Men had consistently higher rates of death than women across all types of disease: pulmonary arterial hypertension (PAH) and pulmonary hypertension caused by heart disease, lung disease, or blood clots, and mixed or unclassified types. Overall, the risk of death was 36% higher for men than for women.

Pulmonary vascular resistance (PVR) measures how difficult it is for blood to flow through the lungs. Patients were classified as having severe pulmonary hypertension if PVR exceeded 5 Wood units. Even with severe disease, women lived longer than men. For example, five-year survival for women with severe pulmonary hypertension was 56%, compared with 46% for men.

Women also had better survival across all ages, although the advantage was slightly less pronounced in younger patients (those aged 18–49), particularly those with PAH. Among white patients, the advantage persisted. However, in Black and Asian patients, survival was similar between men and women.

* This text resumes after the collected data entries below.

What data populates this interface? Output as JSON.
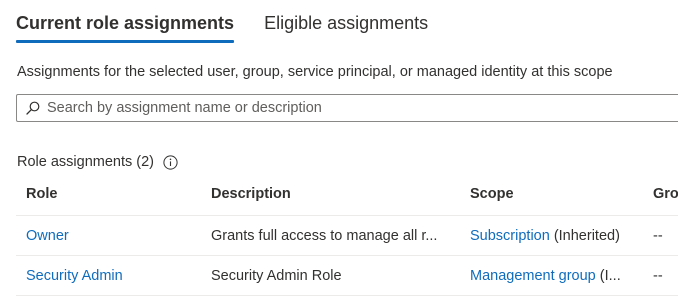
{
  "tabs": [
    {
      "label": "Current role assignments",
      "active": true
    },
    {
      "label": "Eligible assignments",
      "active": false
    }
  ],
  "description": "Assignments for the selected user, group, service principal, or managed identity at this scope",
  "search": {
    "placeholder": "Search by assignment name or description",
    "value": ""
  },
  "section": {
    "title": "Role assignments (2)",
    "icon": "info-icon"
  },
  "table": {
    "columns": {
      "role": "Role",
      "description": "Description",
      "scope": "Scope",
      "group": "Gro"
    },
    "rows": [
      {
        "role": "Owner",
        "description": "Grants full access to manage all r...",
        "scope_link": "Subscription",
        "scope_note": " (Inherited)",
        "group": "--"
      },
      {
        "role": "Security Admin",
        "description": "Security Admin Role",
        "scope_link": "Management group",
        "scope_note": " (I...",
        "group": "--"
      }
    ]
  },
  "colors": {
    "accent": "#0f6cbd",
    "text": "#323130",
    "border": "#8a8886"
  }
}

Most patients had reduced exercise capacity, measured by the six-minute walk distance test, and many also had obesity, heart disease, or chronic kidney disease. Despite these factors, women consistently had better survival, regardless of whether they were receiving treatment for pulmonary hypertension.

“These findings support the formal inclusion of male sex in [pulmonary hypertension] risk stratification tools,” the researchers wrote. “They also highlight the importance of developing sex- and race-sensitive management strategies to address disparities in [pulmonary hypertension] outcomes.”